Turzanski finds it mystifying Dzhokhar Tsarnaev, 19, was able to elude capture despite a massive gunfight with police that left his brother Tamerlan Tsarnaev, 26, dead. He questions how they could pull off such an elaborate bombing, then subsequently act so careless once their photos were circulated.
If the pair are tied to Chechen insurgents, who waged a bloody battle for years with Russia, it would be the first time the fighters from the former Soviet Republic have struck in the United States. But NBC News reported Friday leaders of the militant group insisted they have no connection, and called the investigation "completely muddled."
"The news that the brothers attacked police officers, carjacked a man and did an array of other things, instead of going into hiding, looks strange at the very least," says the official source of the Chechen insurgency, the Kavkaz Center, in a blog post accusing officials of launching an anti-Chechnya "PR campaign."
It's not the only question being raised about the bombing suspects and handling of the investigation. KIRO Radio's Dori Monson has a few of his own.
"We know that the government has been involved in a disinformation campaign with the media," says Monson.
Monson points out authorities showed photos of supposed suspects to select media members Thursday, only to unveil pictures of different suspects at a news conference Thursday afternoon that showed the two brothers near the scene of the bombing.
"There is someone within the investigative unit of the story that has done the FBI a huge disservice," says Fox News reporter Bill Hemmer, one of the media members shown the false images.
"They set up websites and made it seem like they were in search of other individuals," says Hemmer. "Who was it on the inside that would even take those images, think about establishing a website, and then put out misinformation?"

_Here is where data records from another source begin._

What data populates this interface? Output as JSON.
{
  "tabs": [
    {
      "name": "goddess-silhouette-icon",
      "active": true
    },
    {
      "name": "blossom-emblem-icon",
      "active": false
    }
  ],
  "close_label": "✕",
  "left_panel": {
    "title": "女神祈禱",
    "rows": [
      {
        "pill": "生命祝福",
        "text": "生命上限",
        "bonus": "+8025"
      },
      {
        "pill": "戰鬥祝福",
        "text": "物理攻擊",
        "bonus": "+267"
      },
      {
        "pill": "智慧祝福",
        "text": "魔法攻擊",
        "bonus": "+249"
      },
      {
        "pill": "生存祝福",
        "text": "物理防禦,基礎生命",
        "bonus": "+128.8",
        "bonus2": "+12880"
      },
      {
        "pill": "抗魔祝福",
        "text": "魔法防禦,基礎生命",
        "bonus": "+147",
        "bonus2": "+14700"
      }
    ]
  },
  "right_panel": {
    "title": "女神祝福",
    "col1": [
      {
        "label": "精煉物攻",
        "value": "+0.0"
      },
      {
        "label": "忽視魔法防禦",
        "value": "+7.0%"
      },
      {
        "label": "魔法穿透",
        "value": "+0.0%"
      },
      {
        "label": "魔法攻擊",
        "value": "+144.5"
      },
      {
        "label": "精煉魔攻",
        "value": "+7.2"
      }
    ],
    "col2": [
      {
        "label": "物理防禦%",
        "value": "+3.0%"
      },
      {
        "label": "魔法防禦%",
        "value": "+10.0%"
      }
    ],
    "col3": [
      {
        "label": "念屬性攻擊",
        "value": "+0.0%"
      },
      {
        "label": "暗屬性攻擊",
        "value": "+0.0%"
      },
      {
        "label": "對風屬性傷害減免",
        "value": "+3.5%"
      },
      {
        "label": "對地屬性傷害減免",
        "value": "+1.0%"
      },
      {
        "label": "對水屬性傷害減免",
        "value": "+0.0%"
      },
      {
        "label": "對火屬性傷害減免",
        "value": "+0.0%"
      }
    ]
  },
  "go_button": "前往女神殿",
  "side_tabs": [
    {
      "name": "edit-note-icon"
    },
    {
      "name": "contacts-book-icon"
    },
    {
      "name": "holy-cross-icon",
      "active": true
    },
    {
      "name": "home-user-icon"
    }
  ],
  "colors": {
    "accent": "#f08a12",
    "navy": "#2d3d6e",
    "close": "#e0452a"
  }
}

Monson speculates it was a deliberate attempt to deceive either the media, suspects or both that led to CNN's widely-maligned report that a suspect had been arrested Tuesday.
"John King at CNN is a solid reporter. I don't think he cooked that out of the ether. Somebody in law enforcement told him that," says Monson.
It's far too soon to draw any definitive conclusions, but Turzanski called on Congress to demand explanations about both the bombing and the investigation "if for no other reason than to kill the rumors."